Authors: Martyna Majchrzak, Agata Makarewicz, Jacek Wiśniewski (Warsaw University of Technology)

2.6.1 Abstract

Imputation of missing values is a common step in the machine learning process. Many real-life datasets contain incomplete observations and dealing with them is a key part of modelling as most of the algorithms provided by R packages require complete data. This report aims to measure the influence of five different imputation methods on the performance of selected classification models. Simple methods such as mean, median, and mode are compared with advanced imputation techniques from specialized R packages - mice, VIM, and softImpute. As tested algorithms, Recursive Partitioning And Regression Trees, Naive Bayes, Ranger (Random forest), Linear Discriminant Analysis, and k-Nearest Neighbours were chosen. Their prediction effectiveness is assessed by F1 score to provide a proper measure for both balanced and imbalanced data.

2.6.2 Introduction and Motivation

Missing data occurring in datasets is a common and sometimes difficult problem. Many real-world datasets, such as, for instance, medical records, are often incomplete. Unfortunately, in the field of machine learning, this is an issue which must be handled because many algorithms cannot work with missing values. Therefore, dealing with them is an important part of reprocessing data in the machine learning process.

The first important step is to identify the missing data pattern (or mechanism). We commonly distinguish 3, according to Donald B. Rubin (1976) : Missing Completely at Random (MCAR), Missing at Random (MAR) and Missing Not at Random (MNAR), however, we will not focus on them in this study.
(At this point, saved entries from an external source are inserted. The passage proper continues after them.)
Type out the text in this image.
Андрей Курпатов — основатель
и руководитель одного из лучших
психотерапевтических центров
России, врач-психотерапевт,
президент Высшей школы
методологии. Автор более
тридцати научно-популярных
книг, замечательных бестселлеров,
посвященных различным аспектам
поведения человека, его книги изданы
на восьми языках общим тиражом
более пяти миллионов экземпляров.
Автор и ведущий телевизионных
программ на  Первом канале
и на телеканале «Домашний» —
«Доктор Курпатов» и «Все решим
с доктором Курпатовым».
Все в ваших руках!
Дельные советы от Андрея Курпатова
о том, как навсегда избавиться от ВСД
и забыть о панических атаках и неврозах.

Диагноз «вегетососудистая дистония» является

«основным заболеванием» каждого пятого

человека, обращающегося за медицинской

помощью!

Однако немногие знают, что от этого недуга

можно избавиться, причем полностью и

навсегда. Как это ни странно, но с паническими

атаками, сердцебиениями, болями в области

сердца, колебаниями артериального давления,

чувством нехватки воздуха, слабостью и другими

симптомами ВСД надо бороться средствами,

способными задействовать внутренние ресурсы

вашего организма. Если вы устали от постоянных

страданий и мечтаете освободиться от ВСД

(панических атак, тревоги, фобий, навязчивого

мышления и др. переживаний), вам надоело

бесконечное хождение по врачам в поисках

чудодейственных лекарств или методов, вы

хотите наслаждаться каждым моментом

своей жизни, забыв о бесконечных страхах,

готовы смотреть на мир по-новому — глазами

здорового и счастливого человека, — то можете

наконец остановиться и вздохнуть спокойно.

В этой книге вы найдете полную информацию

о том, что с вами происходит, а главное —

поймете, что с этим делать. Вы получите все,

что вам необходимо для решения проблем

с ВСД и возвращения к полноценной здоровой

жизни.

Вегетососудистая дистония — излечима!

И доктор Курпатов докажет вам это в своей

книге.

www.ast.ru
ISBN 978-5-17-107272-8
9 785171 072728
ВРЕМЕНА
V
One way of getting rid of missing data is “omission” - removing observations or variables with at least one missing value. However, this strategy is frequently inappropriate because we can lose some important data or significantly reduce it if the percentage of missing values is high. Fortunately, imputation serves the need better. By definition, imputation is a process of replacing missing data with substituted values. We can distinguish 2 types of imputation. First one is single imputation - we the information from only one variable to impute missing values. It includes the basic methods such as imputing with mean or mode, which are fast and easy to implement, however they do not guarantee a very good performance. The second one is multiple imputations, in which we impute many values (perform imputation many times), leading to creating many complete datasets. This type includes more sophisticated strategies for instance the ones using tree-based models, which usually result in better models, but enhance the algorithm’s complexity and computational time.

For the R language, there are implemented multiple imputations techniques in many different packages. It is often hard to choose the best approach. Our goal is to examine how these methods perform on different datasets and how they interact with different classification algorithms. In order to do that, we impute each dataset with five chosen imputations and then on each one we execute modelling with selected algorithms. We base our conclusions about imputations influence on the values of F1 measure and our own ranking.

2.6.3 Methodology

Our work can be divided into 4 major stages: data preparation, imputation, classification models’ training, and finally, evaluation of their performance. All of them are outlined in detail in the following paragraphs.

2.6.3.1 Data preparation

In the following table are presented the datasets used for this experiment, along with their OpenML ID number, name, number of instances, number of features and number of missing values. The datasets vary in size and number of missing values.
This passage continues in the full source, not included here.